En cualquier caso tiene mucho mérito que el ministro se haya acordado del aniversario de Miguel Hernández, aunque pase por alto pequeños detalles de su biografía como la miseria, la cárcel y una condena a muerte que le conmutaron por treinta años de prisión gracias a la generosidad del Caudillo, que también era muy fan. No sabíamos que Iñigo Méndez de Vigo, un aristócrata con varios títulos nobiliarios, tuviese la costumbre de leer y menos aun de leer al más proletario y pobre de los poetas, un pastor de cabras que aprendió a puro huevo a tallar sonetos gongorinos. No hay que olvidar que una de las propuestas de futuro del ministro para la nueva legislatura -aparte de que el futuro está en las páginas web– es la creación del Archivo Histórico de la Nobleza. Así las marquesas podrán comprobar sus marquesados y los poetas pobres descubrir que siguen siendo nadie. Parece rara esa repentina afición por la literatura porque casi lo primero que hizo Méndez de Vigo después de jurar el cargo fue descolgar el retrato de Unamuno pintado por Solana de su despacho en el ministerio.

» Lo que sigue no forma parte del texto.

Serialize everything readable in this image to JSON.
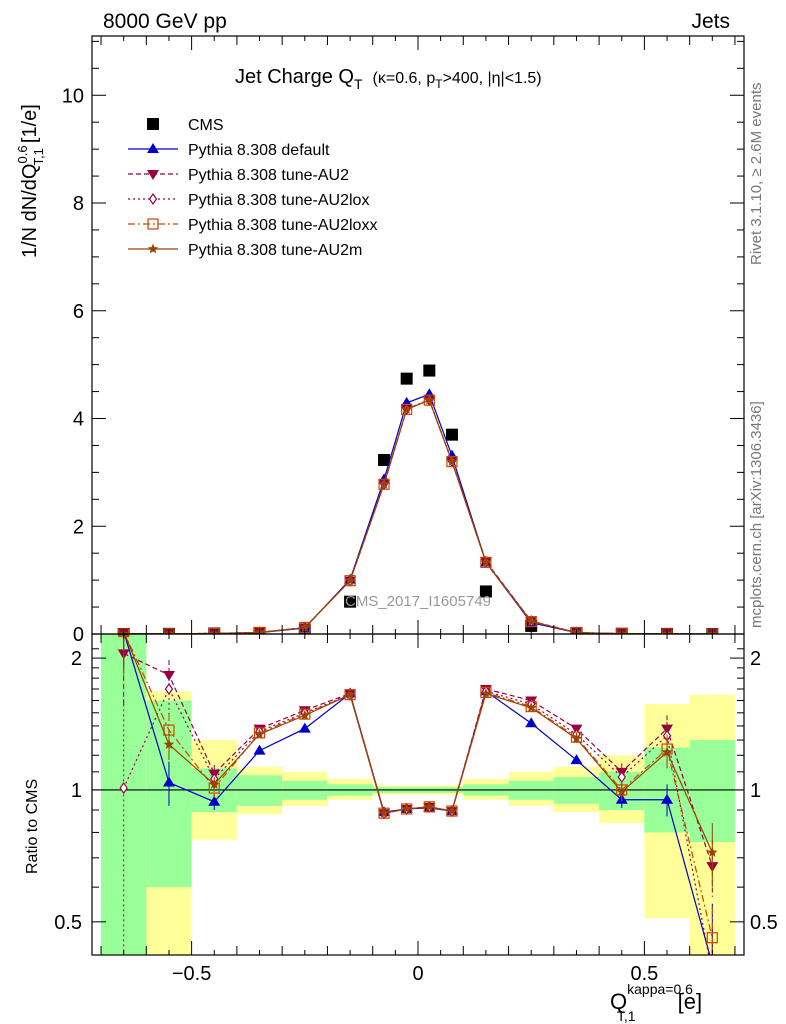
{
  "header": {
    "left": "8000 GeV pp",
    "right": "Jets"
  },
  "side_text": {
    "rivet": "Rivet 3.1.10, ≥ 2.6M events",
    "site": "mcplots.cern.ch [arXiv:1306.3436]"
  },
  "watermark": "CMS_2017_I1605749",
  "chart_data": [
    {
      "type": "scatter",
      "panel": "main",
      "title": "Jet Charge Q",
      "title_sub": "T",
      "title_cuts": "(κ=0.6, p",
      "title_cuts_sub": "T",
      "title_cuts_tail": ">400, |η|<1.5)",
      "ylabel": "1/N dN/dQ",
      "ylabel_sup": "0.6",
      "ylabel_sub": "T,1",
      "ylabel_unit": "[1/e]",
      "xlim": [
        -0.72,
        0.72
      ],
      "ylim": [
        0,
        11.1
      ],
      "yticks": [
        0,
        2,
        4,
        6,
        8,
        10
      ],
      "x": [
        -0.65,
        -0.55,
        -0.45,
        -0.35,
        -0.25,
        -0.15,
        -0.075,
        -0.025,
        0.025,
        0.075,
        0.15,
        0.25,
        0.35,
        0.45,
        0.55,
        0.65
      ],
      "series": [
        {
          "name": "CMS",
          "color": "#000000",
          "marker": "square",
          "values": [
            0.001,
            0.003,
            0.01,
            0.02,
            0.08,
            0.6,
            3.23,
            4.74,
            4.89,
            3.7,
            0.79,
            0.15,
            0.02,
            0.005,
            0.002,
            0.0005
          ]
        },
        {
          "name": "Pythia 8.308 default",
          "color": "#0000cc",
          "marker": "triangle-up",
          "dash": "",
          "values": [
            0.002,
            0.003,
            0.009,
            0.025,
            0.11,
            1.01,
            2.87,
            4.29,
            4.45,
            3.31,
            1.33,
            0.21,
            0.024,
            0.005,
            0.002,
            0.0002
          ]
        },
        {
          "name": "Pythia 8.308 tune-AU2",
          "color": "#990044",
          "marker": "triangle-down",
          "dash": "5,3",
          "values": [
            0.002,
            0.005,
            0.011,
            0.03,
            0.12,
            0.99,
            2.78,
            4.17,
            4.34,
            3.2,
            1.35,
            0.24,
            0.028,
            0.006,
            0.003,
            0.0003
          ]
        },
        {
          "name": "Pythia 8.308 tune-AU2lox",
          "color": "#990044",
          "marker": "diamond",
          "dash": "2,3",
          "values": [
            0.001,
            0.005,
            0.011,
            0.03,
            0.12,
            0.99,
            2.79,
            4.18,
            4.35,
            3.21,
            1.34,
            0.24,
            0.028,
            0.006,
            0.003,
            0.0002
          ]
        },
        {
          "name": "Pythia 8.308 tune-AU2loxx",
          "color": "#cc4400",
          "marker": "square-open",
          "dash": "7,3,2,3",
          "values": [
            0.002,
            0.004,
            0.01,
            0.028,
            0.12,
            0.99,
            2.78,
            4.17,
            4.34,
            3.2,
            1.33,
            0.23,
            0.027,
            0.005,
            0.0025,
            0.0002
          ]
        },
        {
          "name": "Pythia 8.308 tune-AU2m",
          "color": "#994400",
          "marker": "star",
          "dash": "",
          "values": [
            0.002,
            0.004,
            0.01,
            0.028,
            0.12,
            0.99,
            2.78,
            4.17,
            4.34,
            3.2,
            1.33,
            0.23,
            0.027,
            0.005,
            0.0025,
            0.0002
          ]
        }
      ]
    },
    {
      "type": "line",
      "panel": "ratio",
      "ylabel": "Ratio to CMS",
      "xlabel": "Q",
      "xlabel_sup": "kappa=0.6",
      "xlabel_sub": "T,1",
      "xlabel_unit": "[e]",
      "xlim": [
        -0.72,
        0.72
      ],
      "ylim": [
        0.42,
        2.27
      ],
      "log_y": true,
      "yticks": [
        0.5,
        1,
        2
      ],
      "xticks": [
        -0.5,
        0,
        0.5
      ],
      "xtick_labels": [
        "−0.5",
        "0",
        "0.5"
      ],
      "bins": [
        [
          -0.7,
          -0.6
        ],
        [
          -0.6,
          -0.5
        ],
        [
          -0.5,
          -0.4
        ],
        [
          -0.4,
          -0.3
        ],
        [
          -0.3,
          -0.2
        ],
        [
          -0.2,
          -0.1
        ],
        [
          -0.1,
          -0.05
        ],
        [
          -0.05,
          0
        ],
        [
          0,
          0.05
        ],
        [
          0.05,
          0.1
        ],
        [
          0.1,
          0.2
        ],
        [
          0.2,
          0.3
        ],
        [
          0.3,
          0.4
        ],
        [
          0.4,
          0.5
        ],
        [
          0.5,
          0.6
        ],
        [
          0.6,
          0.7
        ]
      ],
      "band_green": [
        [
          0.3,
          3.0
        ],
        [
          0.6,
          1.6
        ],
        [
          0.89,
          1.12
        ],
        [
          0.92,
          1.08
        ],
        [
          0.95,
          1.05
        ],
        [
          0.97,
          1.03
        ],
        [
          0.985,
          1.015
        ],
        [
          0.985,
          1.015
        ],
        [
          0.985,
          1.015
        ],
        [
          0.985,
          1.015
        ],
        [
          0.97,
          1.03
        ],
        [
          0.95,
          1.05
        ],
        [
          0.93,
          1.07
        ],
        [
          0.9,
          1.1
        ],
        [
          0.8,
          1.25
        ],
        [
          0.76,
          1.3
        ]
      ],
      "band_yellow": [
        [
          0.3,
          3.0
        ],
        [
          0.3,
          1.68
        ],
        [
          0.77,
          1.3
        ],
        [
          0.88,
          1.13
        ],
        [
          0.92,
          1.1
        ],
        [
          0.95,
          1.06
        ],
        [
          0.975,
          1.025
        ],
        [
          0.975,
          1.025
        ],
        [
          0.975,
          1.025
        ],
        [
          0.975,
          1.025
        ],
        [
          0.95,
          1.06
        ],
        [
          0.92,
          1.1
        ],
        [
          0.89,
          1.13
        ],
        [
          0.84,
          1.2
        ],
        [
          0.51,
          1.57
        ],
        [
          0.4,
          1.65
        ]
      ],
      "series": [
        {
          "name": "Pythia 8.308 default",
          "color": "#0000cc",
          "values": [
            2.3,
            1.04,
            0.94,
            1.23,
            1.38,
            1.66,
            0.89,
            0.905,
            0.91,
            0.895,
            1.68,
            1.42,
            1.17,
            0.95,
            0.95,
            0.4
          ],
          "err": [
            0.4,
            0.12,
            0.04,
            0.02,
            0.02,
            0.02,
            0.01,
            0.01,
            0.01,
            0.01,
            0.02,
            0.02,
            0.02,
            0.04,
            0.08,
            0.15
          ]
        },
        {
          "name": "Pythia 8.308 tune-AU2",
          "color": "#990044",
          "values": [
            2.05,
            1.83,
            1.09,
            1.38,
            1.52,
            1.66,
            0.885,
            0.905,
            0.915,
            0.895,
            1.7,
            1.6,
            1.38,
            1.1,
            1.38,
            0.67
          ],
          "err": [
            0.5,
            0.15,
            0.05,
            0.02,
            0.02,
            0.02,
            0.01,
            0.01,
            0.01,
            0.01,
            0.02,
            0.02,
            0.03,
            0.05,
            0.1,
            0.1
          ]
        },
        {
          "name": "Pythia 8.308 tune-AU2lox",
          "color": "#990044",
          "values": [
            1.01,
            1.7,
            1.06,
            1.36,
            1.5,
            1.65,
            0.885,
            0.905,
            0.915,
            0.895,
            1.68,
            1.57,
            1.34,
            1.07,
            1.33,
            0.38
          ],
          "err": [
            0.6,
            0.25,
            0.05,
            0.02,
            0.02,
            0.02,
            0.01,
            0.01,
            0.01,
            0.01,
            0.02,
            0.02,
            0.03,
            0.05,
            0.1,
            0.1
          ]
        },
        {
          "name": "Pythia 8.308 tune-AU2loxx",
          "color": "#cc4400",
          "values": [
            2.3,
            1.37,
            1.01,
            1.35,
            1.49,
            1.65,
            0.885,
            0.905,
            0.915,
            0.895,
            1.67,
            1.55,
            1.32,
            1.0,
            1.24,
            0.46
          ],
          "err": [
            0.5,
            0.12,
            0.05,
            0.02,
            0.02,
            0.02,
            0.01,
            0.01,
            0.01,
            0.01,
            0.02,
            0.02,
            0.03,
            0.05,
            0.1,
            0.08
          ]
        },
        {
          "name": "Pythia 8.308 tune-AU2m",
          "color": "#994400",
          "values": [
            2.3,
            1.27,
            1.03,
            1.34,
            1.48,
            1.65,
            0.885,
            0.905,
            0.915,
            0.895,
            1.66,
            1.54,
            1.31,
            0.99,
            1.22,
            0.72
          ],
          "err": [
            0.4,
            0.1,
            0.04,
            0.02,
            0.02,
            0.02,
            0.01,
            0.01,
            0.01,
            0.01,
            0.02,
            0.02,
            0.03,
            0.05,
            0.1,
            0.12
          ]
        }
      ]
    }
  ]
}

Está muy bien que el ministro se ciña al mundo interior de los poetas, porque el exterior a nadie le importa un bledo y menos aún si el exterior es un balcón con barrotes a la calle. A los poetas españoles las cárceles les sienta como un guante: en una escribió Hernández las Nanas de la cebolla y en otra se le ocurrió a Cervantes el germen del Quijote. De qué modo sobreviva un poeta, de dónde saque para comer y cómo se las apañe es cosa suya siempre y cuando entregue sus versos a la posteridad y pague sus impuestos religiosamente. Bueno, religiosamente no, que la iglesia está exenta en estas enojosas cuestiones. La otra noche me tropecé con mi amigo Javier Reverte y apenas pudimos saludarnos. Anda Javier preocupado desde que un día recibió una notificación de la Seguridad Social diciendo que debía devolver la pensión de los últimos cuatro años debido a la manía que tiene de seguir escribiendo y publicando. Aquí preferimos jubilar a los escritores del todo, unas veces a tiros, otras en prisión, otras mediante una carta de la Seguridad Social. Todo sea por el mundo interior.